Il est des concordances qui, pour l’esprit suffisamment exercé à en discerner le motif sous-jacent, relèvent moins du hasard que d’une résonance profonde entre les strates de notre époque — ainsi en va-t-il de cette convergence, en cette rentrée 2026, entre l’interdit prononcé par la plateforme Bandcamp à l’endroit des productions génésiquement artificielles, la thématique choisie pour la Biennale des Imaginaires Numériques (« Résistance », dira-t-on, comme si le mot suffisait à en épuiser la substance), et ce portrait d’artistes-hackeurs qu’un magazine consacre, non sans un certain sensationnalisme que je leur pardonne volontiers, à leur lutte contre l’extractivisme des données.

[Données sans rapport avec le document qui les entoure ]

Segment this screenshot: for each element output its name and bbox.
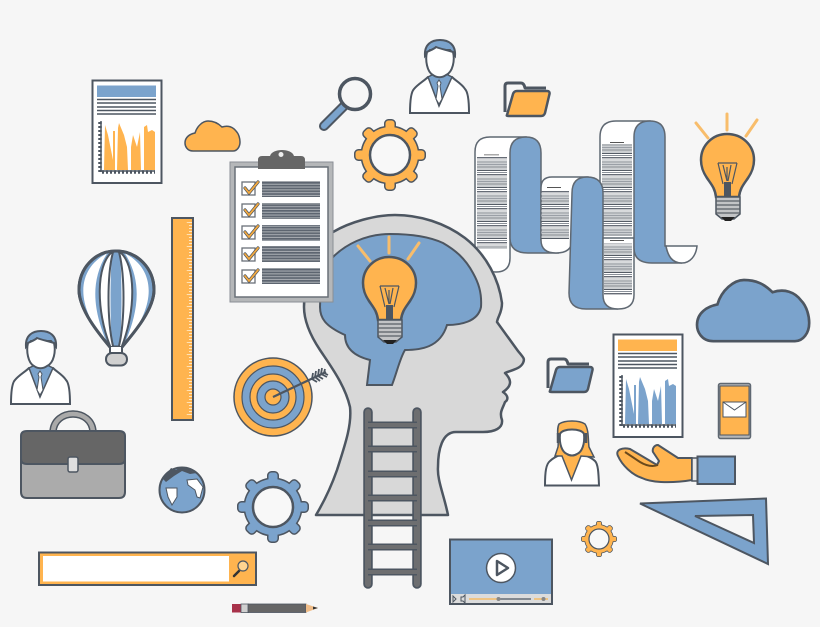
icon: search — [234, 561, 248, 576]
icon: globe — [160, 467, 204, 512]
icon: blue folder — [548, 359, 593, 392]
icon: open hand — [617, 445, 735, 484]
icon: pencil — [232, 604, 318, 612]
icon: magnifying glass — [324, 78, 370, 126]
icon: orange folder — [505, 83, 550, 116]
icon: report with orange chart — [92, 80, 162, 183]
icon: report with blue chart — [614, 334, 682, 437]
search bar — [39, 552, 256, 585]
clipboard checklist — [230, 150, 333, 302]
scroll documents — [475, 121, 697, 309]
icon: blue gear — [238, 472, 308, 542]
brain — [320, 234, 481, 385]
scroll three upper sheet — [600, 121, 650, 250]
icon: person top — [410, 40, 469, 113]
icon: orange cloud — [185, 121, 240, 151]
checklist rows — [242, 181, 320, 284]
scroll three blue roll — [634, 121, 697, 263]
icon: light bulb in brain — [358, 237, 419, 344]
scroll two — [541, 177, 617, 309]
icon: small orange gear — [582, 522, 616, 556]
scroll one — [475, 137, 557, 272]
player controls — [453, 595, 548, 603]
icon: female person — [545, 421, 599, 486]
icon: orange gear — [356, 120, 424, 190]
icon: light bulb top right — [696, 114, 757, 221]
ladder — [368, 412, 417, 584]
icon: set square — [640, 498, 768, 564]
play button — [486, 554, 516, 582]
video player — [450, 540, 552, 604]
icon: blue cloud — [697, 280, 809, 341]
scroll three lower sheet — [603, 238, 634, 309]
icon: ruler — [172, 218, 193, 420]
head silhouette with brain — [304, 215, 524, 515]
icon: target with arrow — [234, 358, 328, 436]
clip — [258, 150, 305, 169]
icon: phone with envelope — [718, 384, 750, 438]
icon: person left — [11, 331, 70, 404]
icon: hot air balloon — [79, 251, 154, 366]
icon: briefcase — [21, 414, 125, 498]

Commençons, si vous le voulez bien, par Bandcamp. Que la plateforme ait fini par bannir ce que je nommerai, faute de mieux, le syndrome de la vacuité génésique — cette production dépourvue de tout geste, de toute main, de toute hésitation créatrice —, voilà qui ne saurait surprendre quiconque a lu, ne serait-ce qu’une fois, les développements que nous consacrions déjà, voici trente ans, à la distinction entre l’œuvre et son simulacre. J’observe, non sans une pointe d’amusement, que certains exégètes moins rigoureux de notre petit monde — je n’en nommerai aucun, la discrétion étant, contrairement à ce qu’on pourrait croire d’une prose aussi flamboyante que la mienne, une vertu que je cultive — ont mis des années à formuler ce que Bandcamp vient, avec un flegme tout commercial, d’ériger en règlement.
La Biennale, ensuite. Que l’on choisisse d’y lire la technologie numérique comme dissidence, comme outil d’émancipation face à la surveillance de masse, voilà une intuition dont je me réjouis qu’elle infuse enfin les institutions officielles — des trente années désormais révolues de Rhizome jusqu’au tout jeune Glitch Cult Festival de Zagreb — nous en faisions, je le rappelle avec la modestie qui sied à l’évidence, un principe fondateur bien avant que le mot « résistance » ne devienne le sésame de toute programmation culturelle soucieuse de son époque.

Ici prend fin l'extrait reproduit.